Pourquoi l’Algérie a-t-elle temporisé avant de condamner l’attaque contre la Mecque ?
Le ministère des Affaires étrangères n’a pas réagi à chaud à la tentative de bombardement de la Mecque par les Houthis, tel que rapporté par les autorités saoudiennes. Contrairement à d’autres pays arabes et musulmans, l’Algérie a temporisé avant de se prononcer sur cette affaire directement liée à la guerre qui fait rage au Yémen et qui est menée par Riyad et une coalition comprenant un certain nombre de pays arabes dont les dirigeants sont liés par des intérêts avec les Al-Saoud. L’Algérie a-t-elle préféré attendre d’avoir un rapport détaillé sur cette attaque avortée avant de se prononcer et de condamner une tentative d’atteinte aux Lieux saints de l’islam ? La position de l’Algérie dans le conflit yéménite est constante depuis le début des hostilités. Appelant les différentes parties à privilégier le dialogue aux armes, l’Algérie a refusé de prendre part à la coalition formée par l’Arabie Saoudite pour mater l’opposition houthie qui représente une «menace chiite», selon la perception saoudienne. Riyad craignant, en effet, une extension de l’influence iranienne à ses frontières.
Le ministre d’Etat, conseiller spécial du président Bouteflika, Tayeb Belaïz, avait admis, lors d’une visite-éclair en Arabie Saoudite, il y a quelques mois, l’existence de divergences entre Alger et Riyad, sans en préciser la nature. Mais il allait de soi que l’ancien président du Conseil constitutionnel faisait allusion à la guerre au Yémen et à la crispation des relations entre les deux pays.
L’Arabie Saoudite avait réagi de façon négative mais insidieuse envers l’Algérie, en empêchant l’atterrissage d’un avion d’Air Algérie à Sanaa, qui devait rapatrier des ressortissants algériens, tunisiens et marocains bloqués au Yémen au début du conflit. Plus grave, Riyad a renforcé sa coopération militaire avec le Maroc en finançant l’achat d’armes, dont un sous-marin de fabrication russe que le Makhzen avait voulu acquérir. Mais des sources proches du dossier ont affirmé à Algeriepatriotique que Moscou «ne compte pas» livrer au Maroc des armes stratégiques, vu sa politique étrangère alignée sur la France, les Etats-Unis et le Conseil de coopération du Golfe, dans le dossier syrien notamment.

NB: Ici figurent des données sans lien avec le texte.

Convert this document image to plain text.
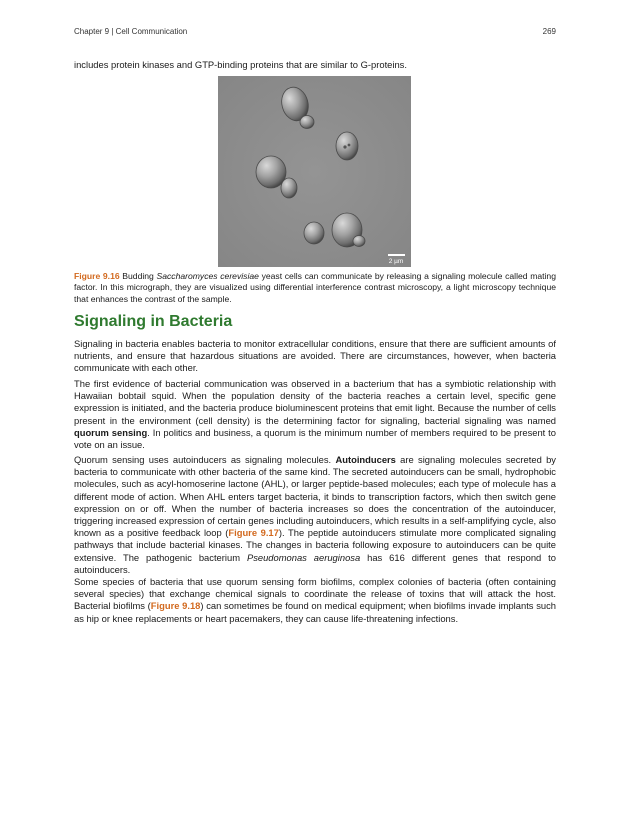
Chapter 9 | Cell Communication	269

includes protein kinases and GTP-binding proteins that are similar to G-proteins.

2 µm

Figure 9.16 Budding Saccharomyces cerevisiae yeast cells can communicate by releasing a signaling molecule called mating factor. In this micrograph, they are visualized using differential interference contrast microscopy, a light microscopy technique that enhances the contrast of the sample.

Signaling in Bacteria

Signaling in bacteria enables bacteria to monitor extracellular conditions, ensure that there are sufficient amounts of nutrients, and ensure that hazardous situations are avoided. There are circumstances, however, when bacteria communicate with each other.

The first evidence of bacterial communication was observed in a bacterium that has a symbiotic relationship with Hawaiian bobtail squid. When the population density of the bacteria reaches a certain level, specific gene expression is initiated, and the bacteria produce bioluminescent proteins that emit light. Because the number of cells present in the environment (cell density) is the determining factor for signaling, bacterial signaling was named quorum sensing. In politics and business, a quorum is the minimum number of members required to be present to vote on an issue.

Quorum sensing uses autoinducers as signaling molecules. Autoinducers are signaling molecules secreted by bacteria to communicate with other bacteria of the same kind. The secreted autoinducers can be small, hydrophobic molecules, such as acyl-homoserine lactone (AHL), or larger peptide-based molecules; each type of molecule has a different mode of action. When AHL enters target bacteria, it binds to transcription factors, which then switch gene expression on or off. When the number of bacteria increases so does the concentration of the autoinducer, triggering increased expression of certain genes including autoinducers, which results in a self-amplifying cycle, also known as a positive feedback loop (Figure 9.17). The peptide autoinducers stimulate more complicated signaling pathways that include bacterial kinases. The changes in bacteria following exposure to autoinducers can be quite extensive. The pathogenic bacterium Pseudomonas aeruginosa has 616 different genes that respond to autoinducers.

Some species of bacteria that use quorum sensing form biofilms, complex colonies of bacteria (often containing several species) that exchange chemical signals to coordinate the release of toxins that will attack the host. Bacterial biofilms (Figure 9.18) can sometimes be found on medical equipment; when biofilms invade implants such as hip or knee replacements or heart pacemakers, they can cause life-threatening infections.
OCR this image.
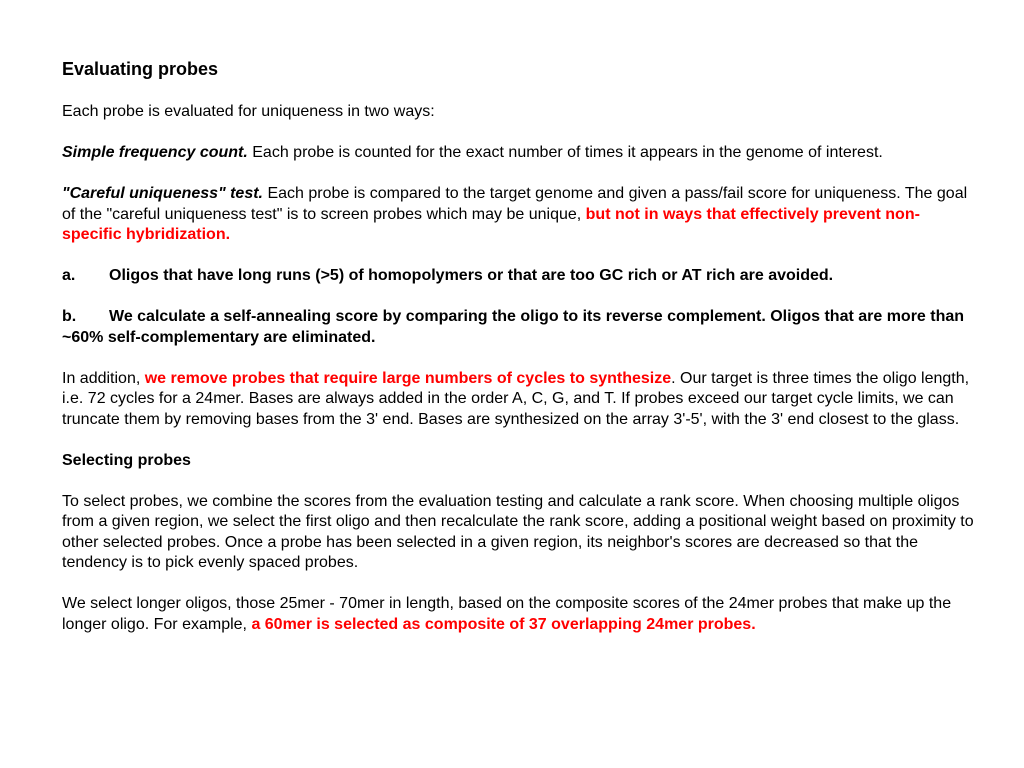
Evaluating probes

Each probe is evaluated for uniqueness in two ways:

Simple frequency count. Each probe is counted for the exact number of times it appears in the genome of interest.

"Careful uniqueness" test. Each probe is compared to the target genome and given a pass/fail score for uniqueness. The goal of the "careful uniqueness test" is to screen probes which may be unique, but not in ways that effectively prevent non-specific hybridization.

a. Oligos that have long runs (>5) of homopolymers or that are too GC rich or AT rich are avoided.

b. We calculate a self-annealing score by comparing the oligo to its reverse complement. Oligos that are more than ~60% self-complementary are eliminated.

In addition, we remove probes that require large numbers of cycles to synthesize. Our target is three times the oligo length, i.e. 72 cycles for a 24mer. Bases are always added in the order A, C, G, and T. If probes exceed our target cycle limits, we can truncate them by removing bases from the 3' end. Bases are synthesized on the array 3'-5', with the 3' end closest to the glass.

Selecting probes

To select probes, we combine the scores from the evaluation testing and calculate a rank score. When choosing multiple oligos from a given region, we select the first oligo and then recalculate the rank score, adding a positional weight based on proximity to other selected probes. Once a probe has been selected in a given region, its neighbor's scores are decreased so that the tendency is to pick evenly spaced probes.

We select longer oligos, those 25mer - 70mer in length, based on the composite scores of the 24mer probes that make up the longer oligo. For example, a 60mer is selected as composite of 37 overlapping 24mer probes.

L’hypothèse de pressions extérieures qui auraient été exercées sur notre pays pour dénoncer les Houthis sont à exclure, cependant, l’Algérie étant réfractaire aux injonctions étrangères. S’agit-il, alors, d’un revirement ? Là aussi, précisent des sources informées à Algeriepatriotique, il est plutôt question de la condamnation d’un acte «répréhensible» qui n’implique aucun changement dans la position de l’Algérie vis-à-vis du conflit yéménite, et par rapport auquel Alger se tient à équidistance entre les différents belligérants qu’elle souhaiterait voir s’asseoir à la table des négociations pour éviter davantage de drames au Yémen, où la situation humanitaire est épouvantable.